Old Friend Revisited.
After much soul searching and flip-flopping, I have decided the easiest path to kit completion (for now), is the buy the 40-150 Pro back.
As I have said before, the lens is not demonstrably better optically than my current lenses, in real world terms anyway, but it does offer several fixes to my current options.
Compared to the 75mm F1.8 it is longer and reasonably fast. F2.8 and 150mm is in reality the “dream” lens from my past (a 300mm F2.8 equivalent). There are times, especially when I am looking to get images of all of the children in a class from limited locations, that 75mm is too short and my longer lenses are too slow.
This is a relatively rare situation, but common enough to feel like I am short changing my current employer.
From a personal perspective, I made my peace with the limitations of my kit a while back, but this is different. This is the world of professional expectations. No excuses territory.
The other two lenses I have (40-150 kit and 75-300 kit+) always punch well above their weight. Comparing them recently, only the obvious things are relevant.
A lack of aperture choice, weather proofing and durability are why the big pro lenses are bought over well performing lesser options. AF on the 75-300 surprises, so that one will be used in good light for field sports.
Indoor sports are, I have found, easier to do with the 75mm and the extra reach of a longer lens is better for field sports, but that is when light allows. The 40-150 is the ideal other option in both situations. It also has the classroom, stage and court sports range nailed.

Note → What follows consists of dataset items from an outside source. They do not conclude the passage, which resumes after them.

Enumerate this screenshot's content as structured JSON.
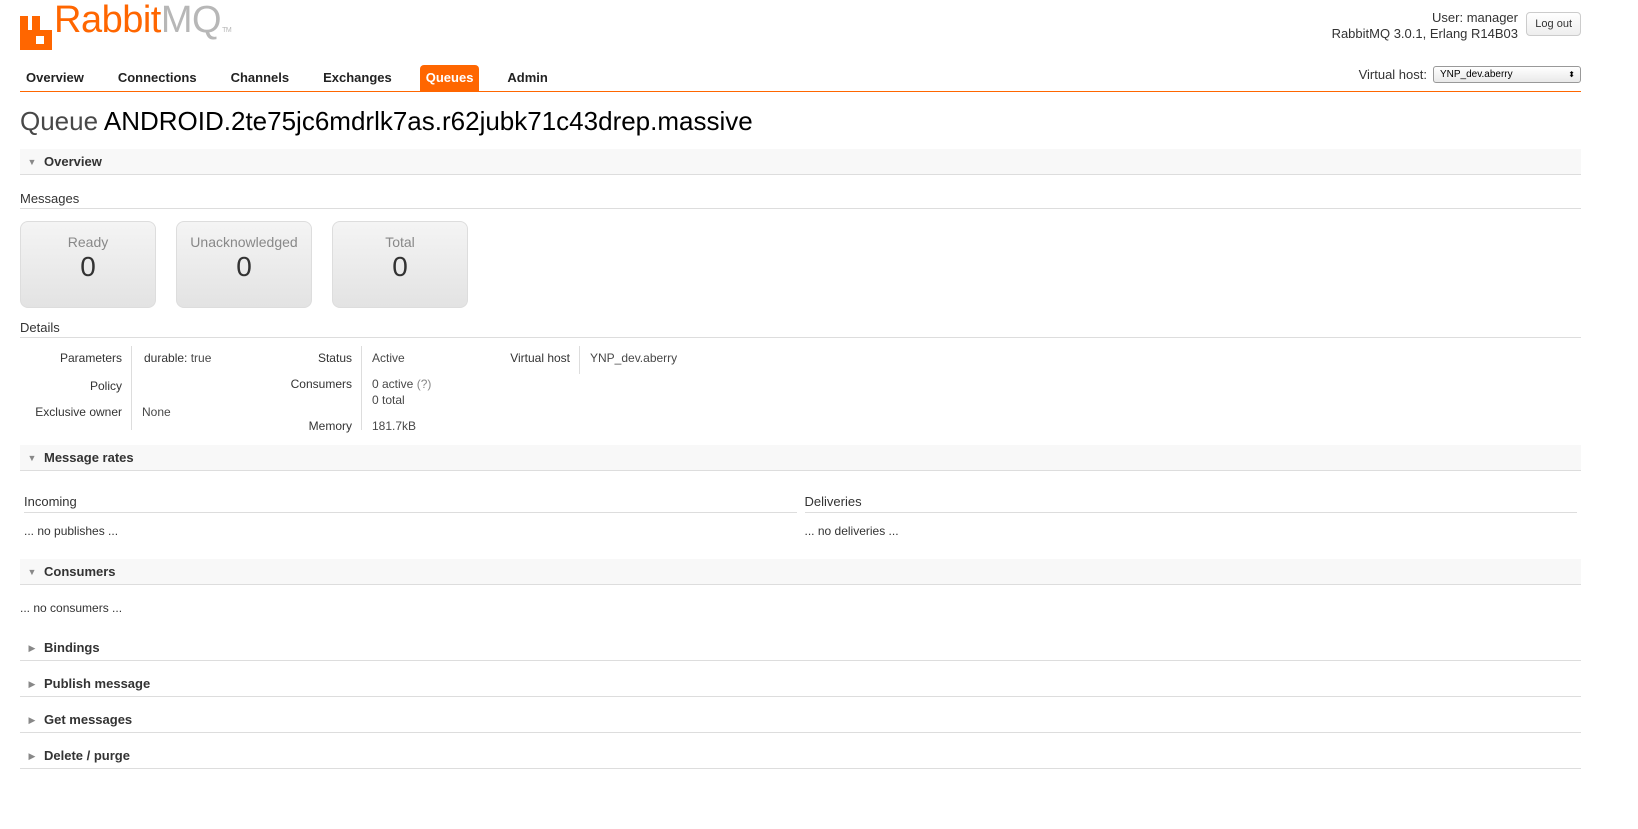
{
  "header": {
    "logo_rabbit": "Rabbit",
    "logo_mq": "MQ",
    "logo_tm": "TM",
    "user_label": "User:",
    "user_name": "manager",
    "version": "RabbitMQ 3.0.1, Erlang R14B03",
    "logout": "Log out"
  },
  "nav": {
    "tabs": [
      {
        "label": "Overview",
        "active": false
      },
      {
        "label": "Connections",
        "active": false
      },
      {
        "label": "Channels",
        "active": false
      },
      {
        "label": "Exchanges",
        "active": false
      },
      {
        "label": "Queues",
        "active": true
      },
      {
        "label": "Admin",
        "active": false
      }
    ],
    "vhost_label": "Virtual host:",
    "vhost_value": "YNP_dev.aberry"
  },
  "page": {
    "title_prefix": "Queue",
    "queue_name": "ANDROID.2te75jc6mdrlk7as.r62jubk71c43drep.massive"
  },
  "overview": {
    "heading": "Overview",
    "messages_heading": "Messages",
    "counters": [
      {
        "label": "Ready",
        "value": "0"
      },
      {
        "label": "Unacknowledged",
        "value": "0"
      },
      {
        "label": "Total",
        "value": "0"
      }
    ],
    "details_heading": "Details",
    "details": {
      "parameters_label": "Parameters",
      "parameters_key": "durable:",
      "parameters_value": "true",
      "policy_label": "Policy",
      "policy_value": "",
      "exclusive_label": "Exclusive owner",
      "exclusive_value": "None",
      "status_label": "Status",
      "status_value": "Active",
      "consumers_label": "Consumers",
      "consumers_active": "0 active",
      "consumers_help": "(?)",
      "consumers_total": "0 total",
      "memory_label": "Memory",
      "memory_value": "181.7kB",
      "vhost_label": "Virtual host",
      "vhost_value": "YNP_dev.aberry"
    }
  },
  "message_rates": {
    "heading": "Message rates",
    "incoming_heading": "Incoming",
    "incoming_note": "... no publishes ...",
    "deliveries_heading": "Deliveries",
    "deliveries_note": "... no deliveries ..."
  },
  "consumers": {
    "heading": "Consumers",
    "note": "... no consumers ..."
  },
  "collapsed_sections": [
    {
      "heading": "Bindings"
    },
    {
      "heading": "Publish message"
    },
    {
      "heading": "Get messages"
    },
    {
      "heading": "Delete / purge"
    }
  ],
  "icons": {
    "logo": "rabbit-logo-icon",
    "expanded": "triangle-down-icon",
    "collapsed": "triangle-right-icon",
    "dropdown": "updown-arrows-icon"
  },
  "colors": {
    "accent": "#ff6600",
    "logo_grey": "#b7b7b7",
    "section_bg": "#f8f8f8"
  }
}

The lens impressed in the past, providing some really sharp files stopped down or wide open. Early on I accused it of being a little patchy sharpness wise, but……
The QC team found it was often user error and unusual Bokeh transition of near misses rather than actual lens softness to blame. Even with M43 format, F2.8 can be unforgiving.

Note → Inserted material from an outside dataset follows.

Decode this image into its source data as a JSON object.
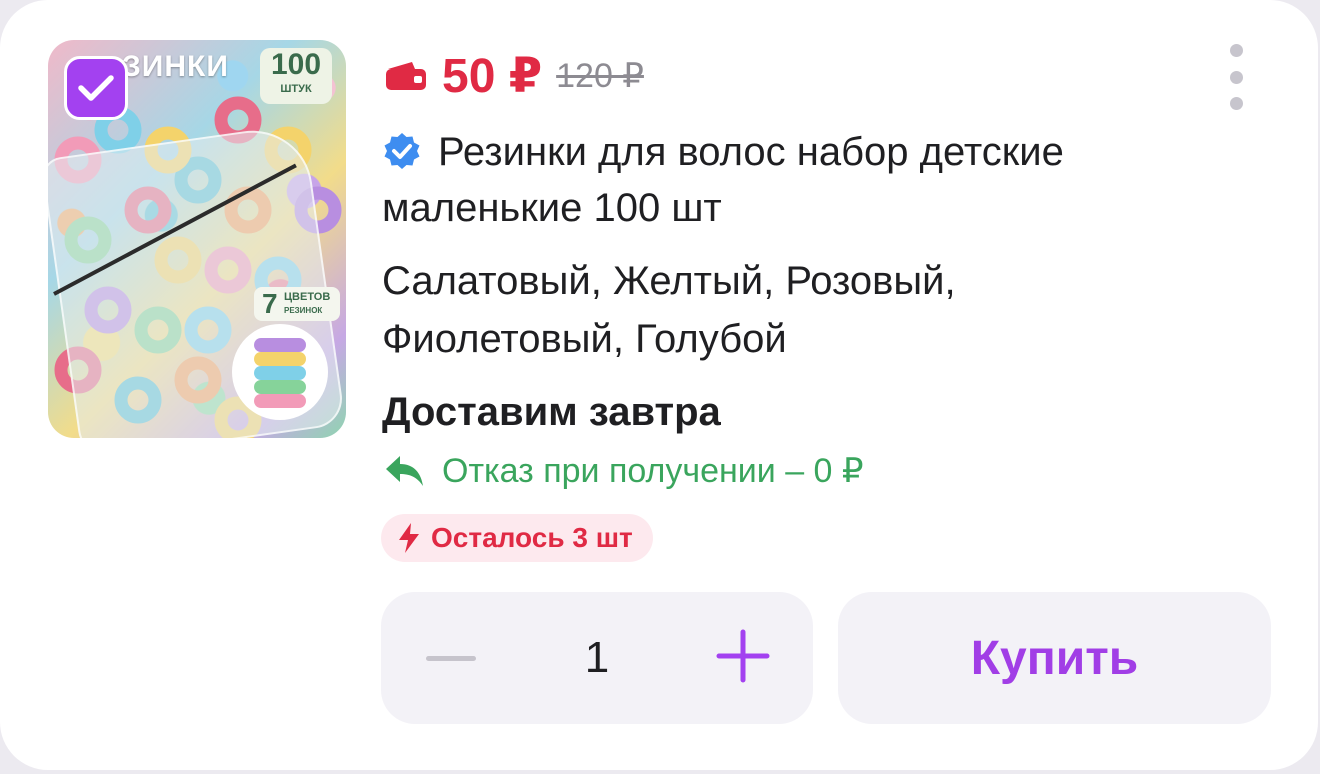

The sleeper though, is contrast. Shooting Football on a dull day highlighted the crisper and generally brighter look of the images. In good light I actually prefer the 75-300’s smoother and gentler rendering, but when it counts, the Pro lens is designed to, and does deliver.
At ISO 3200 and 6400 on an EM5 mk1, I found the micro-contrast produced sharper looking files, allowing for noise reduction to be done to taste rather than in desperation. The 75-300 on the other hand is a poor performer in low light as much for it’s smooth and gentle (read; post-plasticky) files, as it’s obvious slow aperture, which forces heavy handed processing more often than not.

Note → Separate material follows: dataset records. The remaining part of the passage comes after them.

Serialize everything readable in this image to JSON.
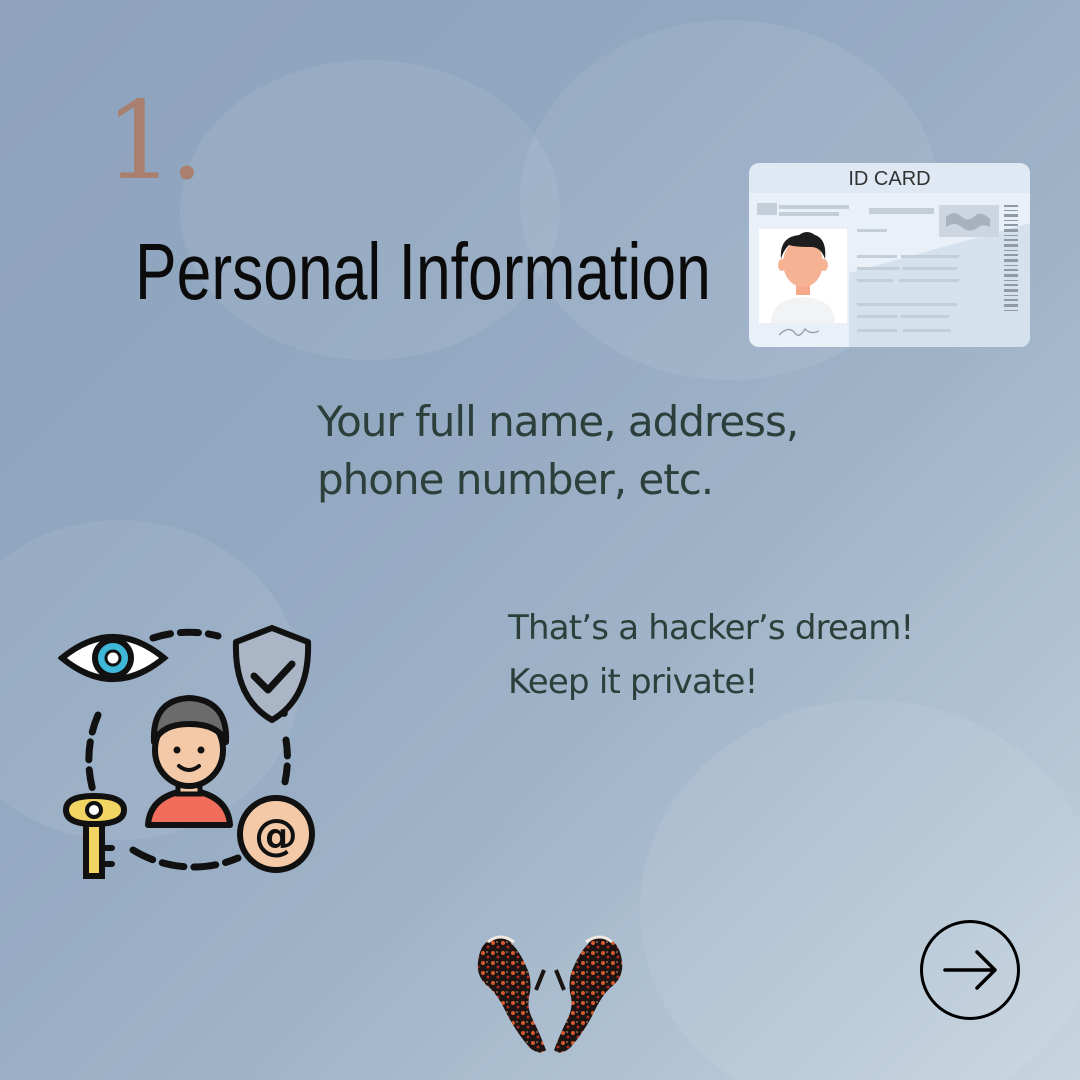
{
  "slide": {
    "number": "1.",
    "title": "Personal Information",
    "description_lines": [
      "Your full name, address,",
      "phone number, etc."
    ],
    "note_lines": [
      "That’s a hacker’s dream!",
      "Keep it private!"
    ]
  },
  "id_card": {
    "header": "ID CARD"
  },
  "icons": {
    "id_card": "id-card-icon",
    "privacy": "privacy-user-icon",
    "logo": "brand-logo",
    "next": "arrow-right-icon"
  },
  "colors": {
    "number": "#a9806f",
    "title": "#0b0b0b",
    "body_text": "#2c3f3a",
    "background": "#92a8c1"
  }
}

On even closer inspection…..
I have found the lens offers very finely detailed and flexible files. Olympus weaving their magic? Maybe so.
Regardless, the files are ideal for a working pro who appreciates occasional brilliance, but needs dependable goodness.
No small thing is the lenses performance on my “lesser” cameras. In the early days of owning it I successfully shot indoor sports and swimming with old EM5 mk 1’s. Remember, these cameras have no tracking capability. The lens and camera combo was quick enough to get near instant first grab keepers at f2.8 (just do not hesitate).
I am looking to add a camera to the mix soon (another EM1 mk2 or EM1x) partly to handle my current and future volume and to deepen my pro camera stocks. This lens will likely jump again in capability and help finalise the Olympus journey for me. The 100-400 is still in my thoughts, but is now really a luxury item.